25.00 mL of a solution of oxalic acid are titrated with 0.2586 m NaOH (aq). The stoichiometric eend point is reached when 43.42 mL of the solution of base is added. What is the molarity of the oxalic acid solution? Oxalic acid reacts with sodium hydroxide as shown:
H2C2O4(aq) + 2 NaOH(aq) --> Na2C2O4(aq) + 2 H2O (l)
I thought I had this figured out last night, but now as many times as I try I can only come up with .044
I had .01123
And I don't think 0.044 is it.
I would call your attention to the 0.2586m NaOH. If that should be 0.2586 M and I assume it should, you should be aware that m stands for molality while M stands for molarity. They are two different animals.

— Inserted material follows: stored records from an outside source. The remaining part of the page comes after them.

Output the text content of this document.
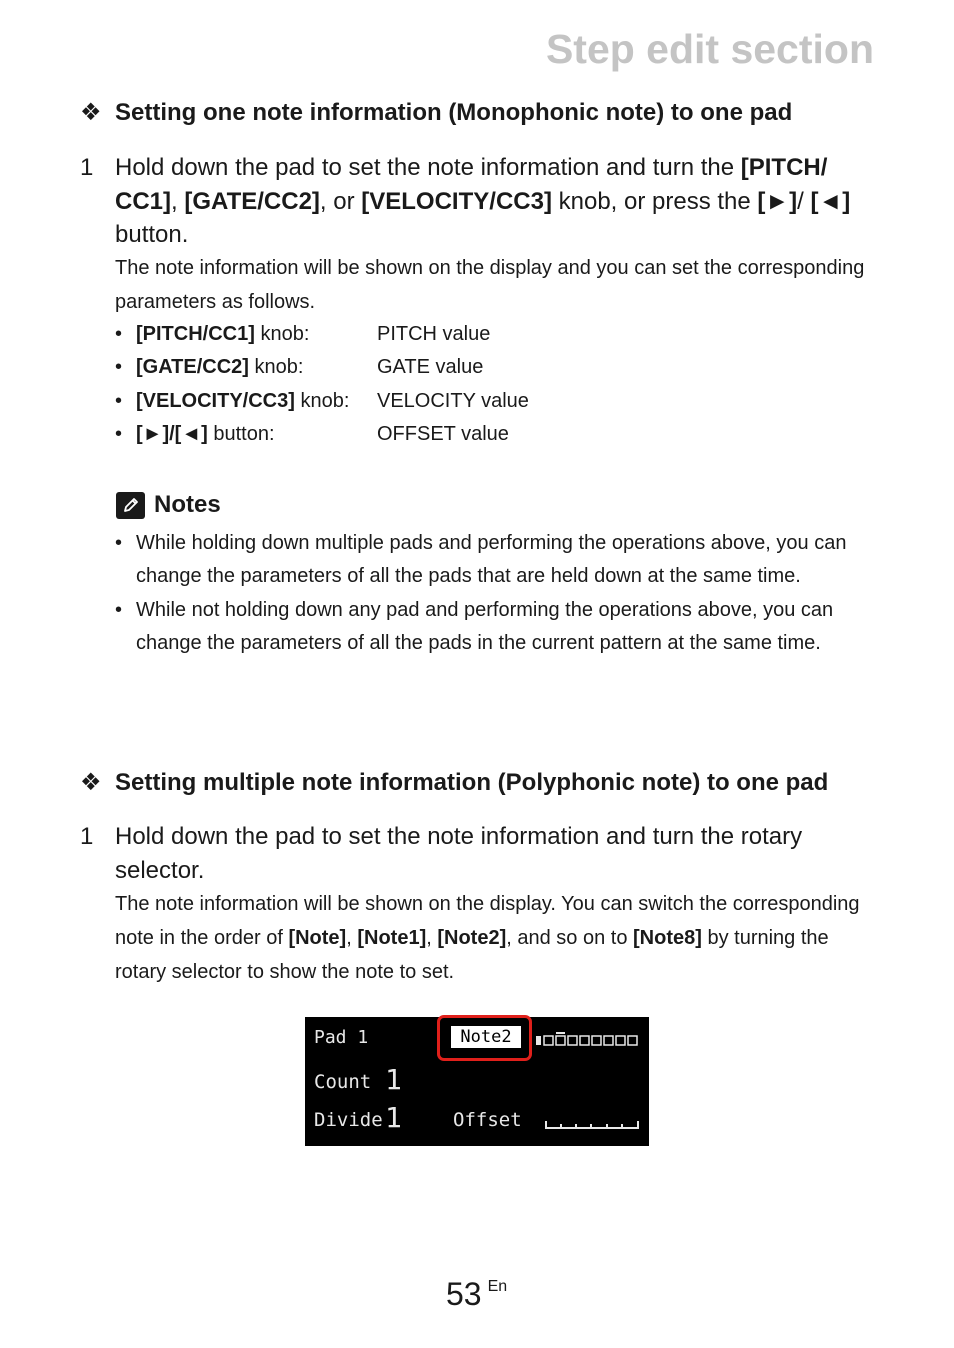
Step edit section
❖ Setting one note information (Monophonic note) to one pad
1 Hold down the pad to set the note information and turn the [PITCH/ CC1], [GATE/CC2], or [VELOCITY/CC3] knob, or press the [►]/ [◄] button.
The note information will be shown on the display and you can set the corresponding parameters as follows.
• [PITCH/CC1] knob:	PITCH value
• [GATE/CC2] knob:	GATE value
• [VELOCITY/CC3] knob:	VELOCITY value
• [►]/[◄] button:	OFFSET value
Notes
• While holding down multiple pads and performing the operations above, you can change the parameters of all the pads that are held down at the same time.
• While not holding down any pad and performing the operations above, you can change the parameters of all the pads in the current pattern at the same time.
❖ Setting multiple note information (Polyphonic note) to one pad
1 Hold down the pad to set the note information and turn the rotary selector.
The note information will be shown on the display. You can switch the corresponding note in the order of [Note], [Note1], [Note2], and so on to [Note8] by turning the rotary selector to show the note to set.
Pad 1	Note2
Count 1
Divide 1	Offset
53 $^{En}$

A word to the wise?
mols NaOH = M x L = 0.2586M x 0.04342L = about .011.
Use the coefficients in the balanced equation to convert mols NaOH to mols H2C2O4.
mols H2C2O4 = 1/2 mol NaOH = about 0.005.
M H2C2O4 = mols H2C2O4/L H2C2O4 = about 0.005/0.025 = about 0.22M
Thank you!
Yes, I meant M, sorry :)
To determine the molarity of the oxalic acid solution, you need to use the balanced equation for the reaction and the volume of the NaOH solution.
First, let's calculate the number of moles of NaOH used in the titration:
Moles of NaOH = concentration of NaOH × volume of NaOH solution
Moles of NaOH = 0.2586 M × 43.42 mL = 11.2406 mmol (millimoles)
Now, since the stoichiometric ratio between NaOH and oxalic acid is 2:1, the number of moles of oxalic acid is half the number of moles of NaOH used:
Moles of oxalic acid = 11.2406 mmol / 2 = 5.6203 mmol
To determine the molarity of the oxalic acid solution, divide the moles of oxalic acid by the volume of the oxalic acid solution (in liters):
Molarity of oxalic acid = Moles of oxalic acid / Volume of oxalic acid solution (in liters)
Molarity of oxalic acid = 5.6203 mmol / 25.00 mL / 1000 = 0.2248 M
Therefore, the molarity of the oxalic acid solution is 0.2248 M. Note that this calculation assumes that the titration reached the stoichiometric endpoint accurately.
To determine the molarity of the oxalic acid solution, you need to use the stoichiometry of the balanced chemical equation and the volume of NaOH solution required to reach the stoichiometric endpoint.
First, calculate the moles of NaOH used in the titration:
moles of NaOH = molarity of NaOH × volume of NaOH solution
moles of NaOH = 0.2586 M × 43.42 mL
Next, use the stoichiometric ratio between NaOH and H2C2O4 to find the moles of oxalic acid:
moles of H2C2O4 = (moles of NaOH) × (1 mol H2C2O4 / 2 mol NaOH)
Since the volume of the oxalic acid solution is given in mL, you must convert it to liters to calculate the molarity:
volume of oxalic acid solution (L) = 25.00 mL × (1 L / 1000 mL)
Finally, calculate the molarity of the oxalic acid solution:
molarity of H2C2O4 = (moles of H2C2O4) / (volume of H2C2O4 solution)
Let's now plug in the values and calculate the molarity:
moles of NaOH = 0.2586 M × 43.42 mL = 0.01123612 mol NaOH
moles of H2C2O4 = (0.01123612 mol NaOH) × (1 mol H2C2O4 / 2 mol NaOH) = 0.00561806 mol H2C2O4
volume of H2C2O4 solution = 25.00 mL × (1 L / 1000 mL) = 0.02500 L
molarity of H2C2O4 = (0.00561806 mol H2C2O4) / (0.02500 L) = 0.2247 M
Therefore, the molarity of the oxalic acid solution is 0.2247 M.